1. Lo primero, cuadrar las fechas (y no dejarlo para luego)
Es lo más aburrido y lo más importante. Cuantas más personas, más difícil es que a todos les venga bien, así que lanzad varias fechas concretas cuanto antes y que cada uno diga cuál puede. No busquéis el día perfecto para los diez: buscad el que va bien para la mayoría y reservad ya. Un consejo de anfitriones: los fines de semana buenos vuelan, sobre todo en primavera y otoño, así que cerrar pronto también os sale mejor de precio.

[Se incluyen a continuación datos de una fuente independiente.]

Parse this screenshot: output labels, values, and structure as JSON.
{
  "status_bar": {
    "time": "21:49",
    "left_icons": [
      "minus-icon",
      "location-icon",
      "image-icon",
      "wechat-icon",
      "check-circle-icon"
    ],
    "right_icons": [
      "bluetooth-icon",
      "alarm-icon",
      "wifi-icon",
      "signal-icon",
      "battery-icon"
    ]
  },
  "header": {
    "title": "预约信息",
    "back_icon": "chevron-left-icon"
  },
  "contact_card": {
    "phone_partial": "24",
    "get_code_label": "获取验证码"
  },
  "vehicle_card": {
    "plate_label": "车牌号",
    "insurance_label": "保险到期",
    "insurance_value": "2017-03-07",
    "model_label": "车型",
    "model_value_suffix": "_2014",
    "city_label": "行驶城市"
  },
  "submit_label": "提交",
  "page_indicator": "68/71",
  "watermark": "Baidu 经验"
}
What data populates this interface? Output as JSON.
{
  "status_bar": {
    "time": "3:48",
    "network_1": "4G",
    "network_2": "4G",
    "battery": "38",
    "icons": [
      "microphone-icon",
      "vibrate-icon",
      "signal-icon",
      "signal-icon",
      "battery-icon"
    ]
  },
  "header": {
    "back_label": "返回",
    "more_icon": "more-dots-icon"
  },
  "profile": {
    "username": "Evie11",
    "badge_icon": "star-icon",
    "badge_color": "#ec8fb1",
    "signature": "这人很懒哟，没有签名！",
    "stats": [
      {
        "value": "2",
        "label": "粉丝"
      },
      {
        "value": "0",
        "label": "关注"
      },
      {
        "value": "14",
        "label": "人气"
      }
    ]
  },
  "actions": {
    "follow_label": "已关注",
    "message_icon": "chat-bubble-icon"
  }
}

2. Una casa entera, solo para vosotros
La gracia de irse con los amigos es no tener que bajar la voz. Una casa completa para el grupo lo cambia todo: la música que queráis, el baño en la piscina a la hora que sea, la charla que se alarga hasta las tantas sin molestar a nadie. Fijaos en que haya dormitorios de verdad para que cada uno tenga su rincón, y sobre todo buenas zonas comunes —salón amplio, porche, jardín—, que es donde de verdad pasaréis las horas.
3. Repartid las tareas y que nadie cargue con todo
El secreto de que un finde salga relajado es que nadie haga de madre. Repartíos las cosas desde el principio: quién trae la compra, quién se encarga de la barbacoa, quién pone la música, quién friega. Un grupo compartido, una lista de la compra entre todos y cada uno con su papel. Así el que organiza también disfruta, que para eso venís todos.
Un buen finde de amigos no se mide por todo lo que hicisteis, sino por las ganas que dan de repetir.
4. Un plan con hueco para no hacer nada
El error más típico es querer verlo todo. Con los amigos, menos agenda es más: elegid un plan fuerte para el grupo —una ruta por El Torcal, el Caminito del Rey, un día de piscina y barbacoa— y dejad el resto libre. Estar en pleno campo pero a pocos minutos de sitios que ver es justo el equilibrio: hay excursión para el que quiera, y hamaca al sol para el que solo busca desconectar.
5. La comida y la sobremesa, el corazón del finde
Si lo piensas, los mejores momentos con los amigos pasan alrededor de una mesa. Buscad una casa con cocina de verdad y sitio para sentaros todos a la vez: una paella para el grupo, la barbacoa al fresco, el desayuno que no termina. Y si preferís olvidaros hasta de cocinar, se puede organizar un chef privado que os prepare la comida sin salir de casa —nosotros os lo montamos—. Lo importante es la sobremesa; lo demás son detalles.